17 March 2008

PNOI 2k8 Problems: Input for Multiple Data Sets

Problems from PNOI2008

I had not given attention to the methods of getting input for multiple data sets. This presents an additional challenge, on top of the problem itself, especially when not used to the usual methods that problems in programming competitions provide the input.

The problems in PNOI 2k8 did not try to make parsing input too difficult, using only spaces and newlines to separate data, and without additional parsing issues.

It's best to keep the loop mechanism for getting input as simple and unobtrusive, making sure that it keeps out of the way of the solution itself: this usually means that the solution should be put into a function that is called by the main function.

There were two types of data set input shown in PNOI 2k8. First, as in problems A, B, E and F, the first number in the input gives the number of data sets in the input. Generally, this is easier to implement:

int main(void) {
int numCases, currentCase;
input numCases;
for (currentCase = 1; currentCase <= numCases; currentCase ++)
solveProblem();
return 0;
}

The other type of data set input shown was the header type: basically, each data set is preceded by a header line which tells how many lines are in the data set, a trivial value (such as all zero header values) indicates the end of the input. This is seen in problems C, D and to some extent F. For problem D:

int main(void) {
int numPeople, numPairs;
for (input numPeople, numPairs; numPeople > 0 || numPairs > 0; input numPeople, numPairs)
solveProblem(numPeople, numPairs);
return 0;
}

Generally, with just numbers and separators, reading the data from the input is simply reading the next number. In problems E and F, though, strings have to be read, with different expectations: F required that a line have an alphanumeric string followed by a space, then a number, then a space and a number again; E required the whole line of characters, spaces and all, until the newline as a string.

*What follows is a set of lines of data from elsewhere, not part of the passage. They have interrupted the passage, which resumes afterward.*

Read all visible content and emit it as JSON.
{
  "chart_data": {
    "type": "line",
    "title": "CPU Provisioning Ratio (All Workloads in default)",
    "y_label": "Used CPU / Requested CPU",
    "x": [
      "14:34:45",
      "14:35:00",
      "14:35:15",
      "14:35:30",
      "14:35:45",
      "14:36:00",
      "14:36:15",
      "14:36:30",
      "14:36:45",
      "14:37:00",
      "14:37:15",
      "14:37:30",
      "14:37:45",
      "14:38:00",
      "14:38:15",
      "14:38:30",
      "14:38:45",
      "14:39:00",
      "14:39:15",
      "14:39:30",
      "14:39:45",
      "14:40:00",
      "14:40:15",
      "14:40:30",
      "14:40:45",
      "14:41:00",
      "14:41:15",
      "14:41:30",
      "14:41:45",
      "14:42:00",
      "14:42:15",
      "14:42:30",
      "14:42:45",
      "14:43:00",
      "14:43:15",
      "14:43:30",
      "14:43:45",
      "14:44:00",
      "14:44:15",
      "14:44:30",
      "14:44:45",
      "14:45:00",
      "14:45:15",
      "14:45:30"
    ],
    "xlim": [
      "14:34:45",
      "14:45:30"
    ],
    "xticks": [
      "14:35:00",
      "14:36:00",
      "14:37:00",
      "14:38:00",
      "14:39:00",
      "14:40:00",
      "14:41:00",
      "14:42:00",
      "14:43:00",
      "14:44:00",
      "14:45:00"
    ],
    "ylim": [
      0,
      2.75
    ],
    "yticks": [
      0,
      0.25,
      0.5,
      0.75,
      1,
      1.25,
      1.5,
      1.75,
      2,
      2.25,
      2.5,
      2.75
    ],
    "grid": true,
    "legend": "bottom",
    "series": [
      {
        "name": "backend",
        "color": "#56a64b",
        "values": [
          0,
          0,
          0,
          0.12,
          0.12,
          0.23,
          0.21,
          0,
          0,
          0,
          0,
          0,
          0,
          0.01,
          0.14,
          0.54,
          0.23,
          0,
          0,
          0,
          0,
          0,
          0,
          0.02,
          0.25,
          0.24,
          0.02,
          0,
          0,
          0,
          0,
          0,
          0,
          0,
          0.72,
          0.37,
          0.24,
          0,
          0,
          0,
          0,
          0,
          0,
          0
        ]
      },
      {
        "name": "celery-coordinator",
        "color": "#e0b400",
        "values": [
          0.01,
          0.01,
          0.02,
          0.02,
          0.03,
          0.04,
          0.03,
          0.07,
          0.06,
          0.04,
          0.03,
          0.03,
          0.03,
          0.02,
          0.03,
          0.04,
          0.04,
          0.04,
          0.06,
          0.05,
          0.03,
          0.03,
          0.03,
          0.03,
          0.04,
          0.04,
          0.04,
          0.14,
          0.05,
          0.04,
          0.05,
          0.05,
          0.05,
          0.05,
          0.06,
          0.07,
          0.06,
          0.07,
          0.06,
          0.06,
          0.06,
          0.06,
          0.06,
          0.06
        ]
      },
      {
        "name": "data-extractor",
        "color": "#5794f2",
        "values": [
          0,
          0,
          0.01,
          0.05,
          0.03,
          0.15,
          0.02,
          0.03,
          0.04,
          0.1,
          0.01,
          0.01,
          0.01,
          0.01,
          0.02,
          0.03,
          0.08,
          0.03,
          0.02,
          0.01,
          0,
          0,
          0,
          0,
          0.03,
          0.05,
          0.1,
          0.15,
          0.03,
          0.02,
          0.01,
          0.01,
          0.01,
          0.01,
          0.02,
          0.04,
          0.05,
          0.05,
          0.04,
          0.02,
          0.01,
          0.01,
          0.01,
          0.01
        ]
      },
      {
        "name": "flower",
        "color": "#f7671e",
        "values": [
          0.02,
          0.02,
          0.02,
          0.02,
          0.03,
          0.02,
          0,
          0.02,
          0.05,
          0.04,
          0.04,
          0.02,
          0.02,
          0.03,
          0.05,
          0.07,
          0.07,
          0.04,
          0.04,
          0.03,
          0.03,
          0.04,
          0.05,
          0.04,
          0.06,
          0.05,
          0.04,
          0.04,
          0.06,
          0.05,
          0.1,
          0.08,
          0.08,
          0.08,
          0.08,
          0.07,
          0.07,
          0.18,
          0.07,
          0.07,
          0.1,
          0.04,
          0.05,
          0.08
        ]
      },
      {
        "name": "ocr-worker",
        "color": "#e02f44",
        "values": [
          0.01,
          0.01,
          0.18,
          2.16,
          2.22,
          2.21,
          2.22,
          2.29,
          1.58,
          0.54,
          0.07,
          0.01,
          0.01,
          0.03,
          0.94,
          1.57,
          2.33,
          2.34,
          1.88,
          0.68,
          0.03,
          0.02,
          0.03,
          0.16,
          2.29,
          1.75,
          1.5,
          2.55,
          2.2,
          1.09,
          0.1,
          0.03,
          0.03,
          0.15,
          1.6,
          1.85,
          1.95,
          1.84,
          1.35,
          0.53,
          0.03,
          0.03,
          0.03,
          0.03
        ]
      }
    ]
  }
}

This is where familiarity with the input schemes of the language you are using will come in handy. If you are experienced with separating a string with spaces into "words", and then converting some or all of these "words" into their proper type, such as integers, or floating-point numbers, then you can always read input line-per-line and then do the conversion: this will apply to both E and F, although the second step is not needed for E. In C, the function to use is gets() or fgets() for file input (or stdin); in C++, the function to use is getline(), which can be used with cin or a file stream; in Java, the method readLine() of a BufferedReader object does the job - you will have to import the package java.io.* and use an InputStream object - read here for more details.

For problem F, you have the added option of taking into account that there are input functions that only reads strings only up to a blank space or a newline. In C:

scanf("%s %d %d\n", name[item], &cost[item], &size[item]);

Note that the newline in the end is necessary so that the next call to this command does not read the previous line's newline character.

In C++:

cin >> name >> cost >> size;
item[currentItem] = new Item(name, cost, size);

In Java, the only available option is to read per line.

Parsing is a skill all programmers must grasp up to some extent (even those that deal with GUI need to handle text input now and then), and the more experience you have with different types of file input, the better prepared you'll be. My advice is to always test your parsing before working on the solution: make the parsing code then have the program output what it had parsed to ensure that you are getting the data correctly.

1 comment:

Chipi Buenafe said...

I would suggest that contestants (and their respective coaches) build a "template" for input parsing. This helps maximize contest time for "thinking the solution" rather than spending the time to "try and fix the input reading".

To those who have been my contemporaries back in the SEARCC ISC days, the input scheme introduced by the ACM has been quite challenge and indeed paradigm-shifting. When we started competing in the ACM in 2000, we really spent most of the time trying to parse the inputs correctly. Fortunately, at least for the UA&P ACM teams back then (in 2000 and 2001), we had one or two guys whose job is simply to code the input-reading logic into the solution. However, this puts the burden to one or two guys who will do the "thinking" portion for the contest.

At the world stage, each member should be a "thinking" member and that input-reading must be second nature by this time. Besides, the input-reading challenge is not a big deal once the "language barrier" is solved, as alluded by Mike Samson in this post.